Le fait de se pencher vers sa compagne de siège entrouvre le compas pourtant encore hermétique aux caresses masculines, et l'autre profite de cette ouverture providentielle. Un de ses doigts écarte l'ourlet qui encercle une cuisse. Ce garnement s'insinue sous le tissu, et quand elle se redresse il est sur la toison plaquée par la dentelle. Catherine se contente de soupirer silencieusement ; sa main se crispe sur le poignet du garçon, mais elle ne tire pas en arrière l'avant-bras fureteur. Ayant l'impression qu'elle est d'accord, il poursuit donc ses investigations. Cet index qui se frotte maintenant sur toute la longueur de son sexe n'est pas désagréable ; pire, elle en retire d'étranges sensations.

L'autre jeune fille, à quelques centimètres de ses deux amis, ne s'aperçoit donc de rien ? Les ailes du nez de Cathy frémissent sous l'avancée de cet incroyable attouchement, presque en public. Mais loin de décourager le garçon, elle écarte davantage son entrejambe, facilitant ainsi le glissement sur sa fente de ce doigt inquisiteur.

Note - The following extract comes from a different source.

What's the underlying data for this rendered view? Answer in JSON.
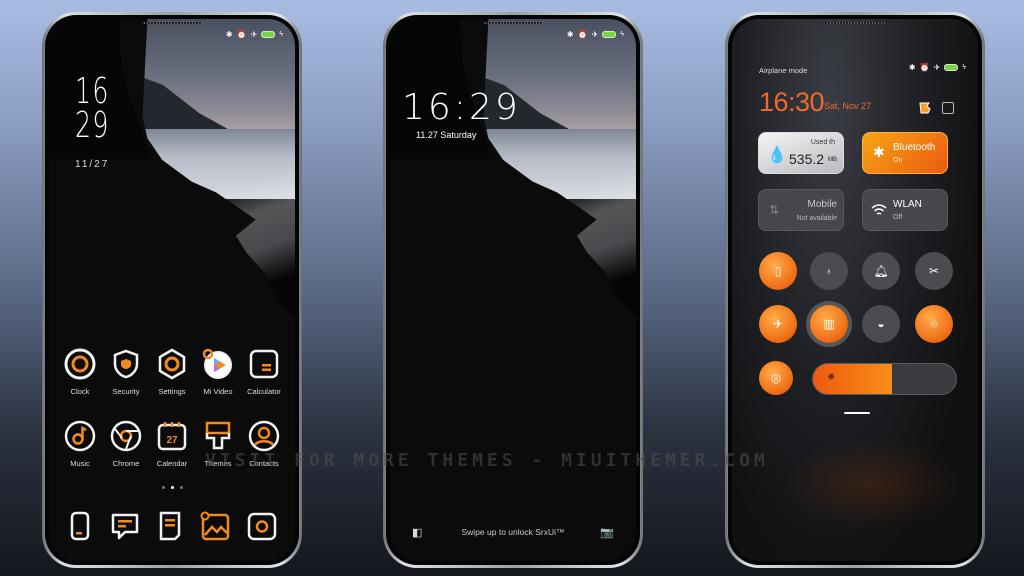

Il ressent cet écart comme une invitation à s'aventurer plus profondément dans la jungle de ce ventre qui maintenant l'affole aussi. Il pose alors sa tête sur l'épaule de la jeune femme. La culotte est mouillée, de cela il en est certain. Et son envie à elle trouve un écho particulier dans le bas de son ventre à lui : désormais il bande.

Sa bite se trouve bien à l'étroit dans ses fringues. D'un geste vif, la fermeture de la braguette glisse sans bruit pour délivrer la queue serrée dans un slip surtendu. La main libre du jeune homme attrape celle qui vainement serre encore son poignet joueur, et délicatement il l'amène vers le centre de son corps dégagé de tout vêtement. Quand, surprise, elle effleure le mandrin, elle n'a qu'une fraction de seconde de recul, mais il la tient bien et elle se retrouve avec une tige raide sous la paume, une chose qu'elle n'a jamais touchée. Maryse, elle, rit comme le reste de la salle aux fredaines du crétin qui crève la toile de ses pitreries ininterrompues.

La main qui se referme sur le sexe d'Adrien est comme une brûlure, comme un plaisir interdit. Et lui ne se contente plus de survoler la chatte pleurante de son amie : il entrouvre délicatement les deux lèvres de cette bouche invisible pour venir en goûter du bout d'un majeur inexpérimenté la texture affolante. Elle a une sorte de soubresaut, mais sa copine prend cela pour un éclat de rire. Pourquoi referme-t-elle sa patte sur le tube qu'elle frôle ? Mystère. Ou bien est-ce parce que les sensations que le garçon lui transmet sont si violentes, que par réflexe… elle veut le croire. Sous sa menotte, la bête chaude tressaille également, et instinctivement elle fait aller et venir sur le mât ses doigts qui montent et descendent.

Adrien s'est raidi suite à cette initiative personnelle de Catherine. Les allers et retours ne durent pas très longtemps ; son entrée manuelle en elle est vite interrompue par cette chaleur douce qui émane de son ventre d'homme. Il ne peut que venir crisper ses deux mains pour arrêter les mouvements de la fille. Elle ne comprend pas de suite qu'il ne veut que stopper les gestes tellement… chauds de cette patte. Pour un peu, elle l'aurait fait éjaculer ; privilège et désagrément de l'inexpérience et de la jeunesse. Pourtant, son envie si longtemps contenue ne demandait qu'à se répandre en larmes blanches sur les doigts de celle qui le branlait.